Compound Word Strategy

Instructor: Joe Ricker
Compound word strategy is a way to teach or learn compound words that is fun, engaging and educational. It also gives students the opportunity to build their vocabulary.

Three Categories of Compound Words

Compound words are words created by joining two different words together to form a word or words with their own meaning separate from the individual words that were joined together. For example, boyhood, high school or well-being. Teaching or learning compound words incorporates the knowledge of root words, prefixes and suffixes. Compound words fall into three categories: open compound words, closed compound words or hyphenated compound words. There are several different strategies to learn or teach compound words that can be fun and engaging.

Closed compound words are formed when two words are fused together to form one single word. These are words like bedroom, sidewalk, fireman or campground. Open compound words are joined together to create a new meaning but are not fused together like open compound words. Open compound words are words like high school, child's play or book report. When two words are used consecutively to describe or modify a noun, a hyphen is used to offer clarity of the sentence's meaning. These words are hyphenated compound words and of the three types of compound words, they're the trickiest. The best tool to use for determining when a compound word should be open, closed or hyphenated is to use the dictionary, but there are other strategies for developing knowledge of compound words as well.

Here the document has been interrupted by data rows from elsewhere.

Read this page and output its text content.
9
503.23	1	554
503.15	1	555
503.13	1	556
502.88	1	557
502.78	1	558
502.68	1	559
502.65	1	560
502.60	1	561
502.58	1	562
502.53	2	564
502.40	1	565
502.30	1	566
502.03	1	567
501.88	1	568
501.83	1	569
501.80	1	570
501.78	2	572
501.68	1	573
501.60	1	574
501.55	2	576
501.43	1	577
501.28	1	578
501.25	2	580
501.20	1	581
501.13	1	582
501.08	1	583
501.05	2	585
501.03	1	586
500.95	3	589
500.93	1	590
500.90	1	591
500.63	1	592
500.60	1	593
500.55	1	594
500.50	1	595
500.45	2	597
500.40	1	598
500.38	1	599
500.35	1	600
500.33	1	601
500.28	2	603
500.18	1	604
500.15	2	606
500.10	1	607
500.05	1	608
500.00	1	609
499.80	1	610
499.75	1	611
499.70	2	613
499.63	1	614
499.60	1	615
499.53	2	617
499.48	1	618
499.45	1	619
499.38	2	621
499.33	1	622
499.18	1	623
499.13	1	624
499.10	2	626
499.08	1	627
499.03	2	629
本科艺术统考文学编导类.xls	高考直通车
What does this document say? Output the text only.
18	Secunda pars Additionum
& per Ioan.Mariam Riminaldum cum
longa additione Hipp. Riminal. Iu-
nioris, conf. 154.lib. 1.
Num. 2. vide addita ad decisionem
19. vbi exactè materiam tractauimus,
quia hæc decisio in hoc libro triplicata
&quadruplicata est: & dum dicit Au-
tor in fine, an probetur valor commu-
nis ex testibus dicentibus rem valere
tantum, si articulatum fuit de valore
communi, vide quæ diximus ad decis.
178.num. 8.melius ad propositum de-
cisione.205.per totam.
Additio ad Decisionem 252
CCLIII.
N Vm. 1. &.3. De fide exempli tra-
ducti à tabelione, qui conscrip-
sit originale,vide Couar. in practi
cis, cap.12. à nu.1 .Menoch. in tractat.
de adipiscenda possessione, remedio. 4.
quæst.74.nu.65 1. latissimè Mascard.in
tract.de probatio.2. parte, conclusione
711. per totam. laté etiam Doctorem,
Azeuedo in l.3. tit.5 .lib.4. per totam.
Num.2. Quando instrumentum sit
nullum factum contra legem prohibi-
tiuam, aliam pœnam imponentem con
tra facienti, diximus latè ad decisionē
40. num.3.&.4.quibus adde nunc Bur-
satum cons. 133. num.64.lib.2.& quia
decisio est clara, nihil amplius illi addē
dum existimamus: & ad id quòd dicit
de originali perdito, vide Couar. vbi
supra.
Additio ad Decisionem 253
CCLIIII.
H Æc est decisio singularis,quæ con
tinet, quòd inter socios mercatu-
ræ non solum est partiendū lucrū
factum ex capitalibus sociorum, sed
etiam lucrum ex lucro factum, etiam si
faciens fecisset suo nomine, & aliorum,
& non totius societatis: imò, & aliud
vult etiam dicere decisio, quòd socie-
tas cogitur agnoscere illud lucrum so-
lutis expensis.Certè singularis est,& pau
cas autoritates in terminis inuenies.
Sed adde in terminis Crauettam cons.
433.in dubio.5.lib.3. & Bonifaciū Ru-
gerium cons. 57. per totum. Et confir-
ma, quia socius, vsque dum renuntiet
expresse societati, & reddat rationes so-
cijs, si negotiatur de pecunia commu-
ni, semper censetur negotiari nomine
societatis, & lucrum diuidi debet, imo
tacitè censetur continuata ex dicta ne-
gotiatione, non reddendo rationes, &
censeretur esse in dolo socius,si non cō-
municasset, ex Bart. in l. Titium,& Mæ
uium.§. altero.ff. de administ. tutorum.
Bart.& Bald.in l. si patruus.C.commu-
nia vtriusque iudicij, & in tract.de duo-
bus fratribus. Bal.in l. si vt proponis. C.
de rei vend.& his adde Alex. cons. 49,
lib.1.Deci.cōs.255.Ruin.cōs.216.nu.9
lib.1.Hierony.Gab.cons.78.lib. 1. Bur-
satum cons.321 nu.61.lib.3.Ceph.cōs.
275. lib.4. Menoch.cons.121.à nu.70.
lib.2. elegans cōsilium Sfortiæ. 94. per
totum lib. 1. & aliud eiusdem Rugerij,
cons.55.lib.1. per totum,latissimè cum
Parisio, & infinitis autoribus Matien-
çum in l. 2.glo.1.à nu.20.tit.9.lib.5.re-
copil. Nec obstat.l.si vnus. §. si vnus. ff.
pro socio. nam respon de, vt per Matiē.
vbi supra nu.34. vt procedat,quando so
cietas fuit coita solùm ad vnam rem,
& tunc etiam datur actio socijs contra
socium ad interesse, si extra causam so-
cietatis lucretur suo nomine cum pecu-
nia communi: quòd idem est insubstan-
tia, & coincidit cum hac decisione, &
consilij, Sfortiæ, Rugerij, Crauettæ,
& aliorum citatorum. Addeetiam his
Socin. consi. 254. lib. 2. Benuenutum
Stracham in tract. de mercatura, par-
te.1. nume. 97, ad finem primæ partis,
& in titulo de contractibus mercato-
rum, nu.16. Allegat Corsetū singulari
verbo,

If you've ever been to an arcade, you've probably seen a game where you hold a foam mallet and bonk gophers as they stick their heads out of a hole on the game board. A similar strategy can be used to identify compound words in a sentence, though it's not quite as fun as bonking gophers on the head. Make a list of sentences using the various forms of compound words. Students should then identify the words by circling them in a sentence and determining if they are open, closed or hyphenated. Here are some examples:

Sophie graduated high school when she was sixteen. (high school - open compound)

We put our hand prints in the wet cement on the new sidewalk. (hand prints - open compound, sidewalk - closed compound)

In class, we learned about Hitler and anti-Semitism. (anti-Semitism - hyphenated compound)

Jigsaw or Bingo

Another clever way to teach compound words that is both fun and interesting is to use the jigsaw and/or bingo method. This is particularly beneficial for learning closed compound and open compound words. The jigsaw method takes a series of words on small pieces of paper, cardboard, index cards, etc., and students then match the words that will create compound words. Teachers can take this a step further and use a range of words to help students with sentence structure.